Two Weeks Left: We Carried the Soil with Us Closes 10 May

Two Weeks Left: We Carried the Soil with Us Closes 10 May

There’s a 1979 nuclear explosion buried inside this exhibition. It wasn’t widely reported at the time — a so-called “peaceful” detonation in the east of the Ukrainian SSR, intended to improve coal extraction. Katia Motylova-Babinska, born in Luhansk, photographed steppe plants and then let irradiation enter her film directly, so the same destructive logic that marked the landscape marks the photograph.

All photo credits: Joosje Bosch

That tension between what gets destroyed and what persists runs through all five works in We Carried the Soil with Us, on view at TROEF Contemporary Art Space in Leiden until 10 May. VATAHA’s very own Dasha Lohvynova brings together four Ukrainian female artists to explore soil as a medium, as a living archive that absorbs violence, holds seeds, and keeps returning in unexpected forms.

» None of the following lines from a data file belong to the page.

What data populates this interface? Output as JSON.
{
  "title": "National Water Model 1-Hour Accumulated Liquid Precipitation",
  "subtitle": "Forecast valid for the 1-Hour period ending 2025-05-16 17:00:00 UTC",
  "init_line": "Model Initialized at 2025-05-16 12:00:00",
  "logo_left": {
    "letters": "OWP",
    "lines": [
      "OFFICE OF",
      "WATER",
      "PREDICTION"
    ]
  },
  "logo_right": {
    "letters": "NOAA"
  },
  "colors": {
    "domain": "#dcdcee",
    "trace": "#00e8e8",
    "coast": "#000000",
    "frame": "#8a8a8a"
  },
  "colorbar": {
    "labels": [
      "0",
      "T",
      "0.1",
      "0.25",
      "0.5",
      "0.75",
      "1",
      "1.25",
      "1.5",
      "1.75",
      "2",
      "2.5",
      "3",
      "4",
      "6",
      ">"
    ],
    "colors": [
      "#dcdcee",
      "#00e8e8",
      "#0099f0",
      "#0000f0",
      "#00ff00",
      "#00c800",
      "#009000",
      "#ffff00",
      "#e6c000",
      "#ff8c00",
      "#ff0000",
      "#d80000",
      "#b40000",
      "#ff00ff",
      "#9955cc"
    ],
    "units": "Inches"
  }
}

Stefaniia Bodnia, who grew up near mining and heavy industry in Eastern Ukraine, traces a chain of extraction through her works from coal to steel to neon gas, the world’s supply of which Ukraine supplied a significant share of until 2022, when facilities, including those in Mariupol, were shut down. She builds an archive of corrosion with ash, charcoal, and metal.

Karolina Uskakovych’s film begins with a package of tomato seeds, sent by her grandmother Zoya in winter 2021. Then russia’s full-scale invasion arrives. They continue anyway, tending their gardens online, watching leaves, sharing weather. The film sits alongside a small wooden house with tomato plants growing within it. The work frames soil as a site of contact — where bodies, labor, and risk meet — and as an archive of gestures that carry memory across displacement.

Anna Khvyl’s three-channel audio piece works with turning points: the beginning of war, its end, and captivity. Alongside Ukrainian voices reflecting on the russian full-scale invasion in 2022, the work carries testimonies from Dutch witnesses to the end of World War II. Sound functions as a physical archive, a medium that can hold traces of place, distance, and memory without being fixed images.

The exhibition also includes a living archive where visitors can sit, read, and listen to testimonies, and leave their own trace. No art background required! Entry is free.

There are two weeks left to see, experience, and participate in We Carried the Soil with Us. The closing is 10 May.

TROEF Contemporary Art Space, Leiden. Free entry, open until 10 May 2026.